Paradise Park with Friends

To make full use of a day off of work for the Forth of July, we went on our second backpacking trip this week.  We hustled out to Mt. Hood after work on Wednesday and met up with friends at Timberline Lodge.  Packs on our backs, we started out on the Timberline Trail at 10pm with the destination of Paradise Park in mind.  I've done this hike plenty of times, but never in the dark.  It was a different experience to be focused solely on my headlamp's spot of illumination in front of me, surrounded otherwise by blackness, instead of the vast scenes that usually capture my interest while hiking.  The hike flew by - conversation with a group definitely helped - and we set up camp on a ridge with a great view of the peak of Hood.  We had quite a star show before heading to bed around 3am - later than I've been up in years.  Barry and I started the morning with a short hike to a lookout over the clouds that had settled in over night.  After a few cups of coffee, we hiked back and hung out with our friends at the site.  We had a nice, long, lazy day (at least I did - Barry went for a run while I took a nap) before saying goodbye to our friends and heading back home in order to make it back for work on the 5th.  I loved seeing the familiar trail in the light of a beautiful day.

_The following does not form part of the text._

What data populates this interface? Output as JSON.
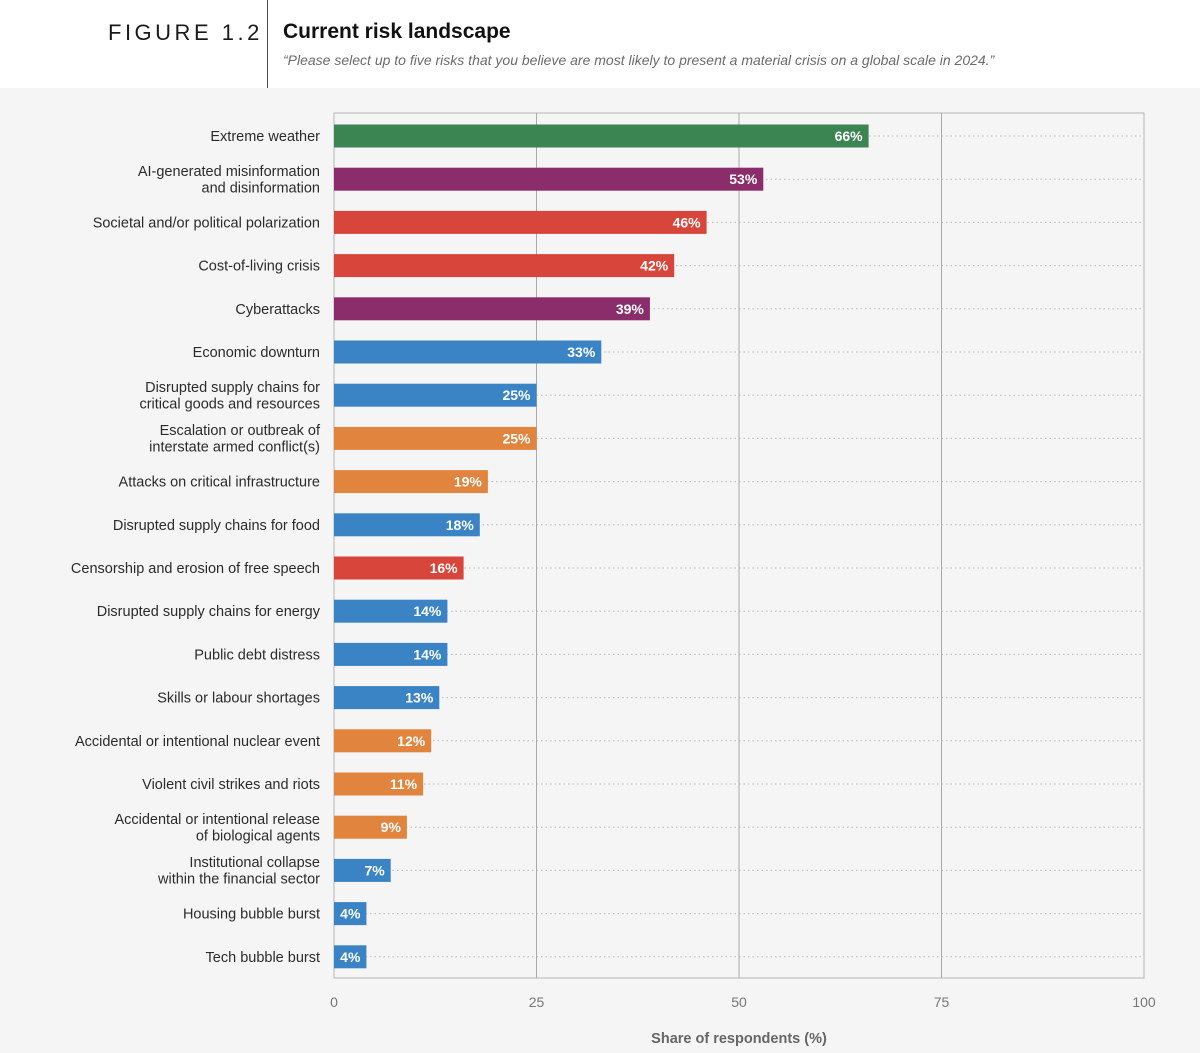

Pinnacle Ridge to Elk Cove

Barry and I hiked up Pinnacle Ridge on the north side of Mount Hood this weekend.  The trail is in bad need of maintenance with downed trees crisscrossing it, bushes growing over it, and many stretches where the trail completely disappears for under debris for a bit.  We lost the trail a few times and had to backtrack to get ourselves going in the right direction again.  The hike, though, was lovely - lots of flowers, stark scenes of trees burned in the Dollar Lake fire, and views of nearby peaks.  When we got to Timberline Trail, we headed east and set up camp at Elk Cove.  Our campsite was perfect.  I read, I napped, I read some more.  We watched clouds hover over Mount Hood and settled in for a good night's sleep.

We decided that we didn't want to go back the way we'd come because the trail had been so challenging to pick through the day before, so we descended by way of the Elk Cove trail.  We were treated to stunning views of Hood and scents of amazingly fragrant wildflowers... and a two mile road hike back to the car at the trailhead where we'd started.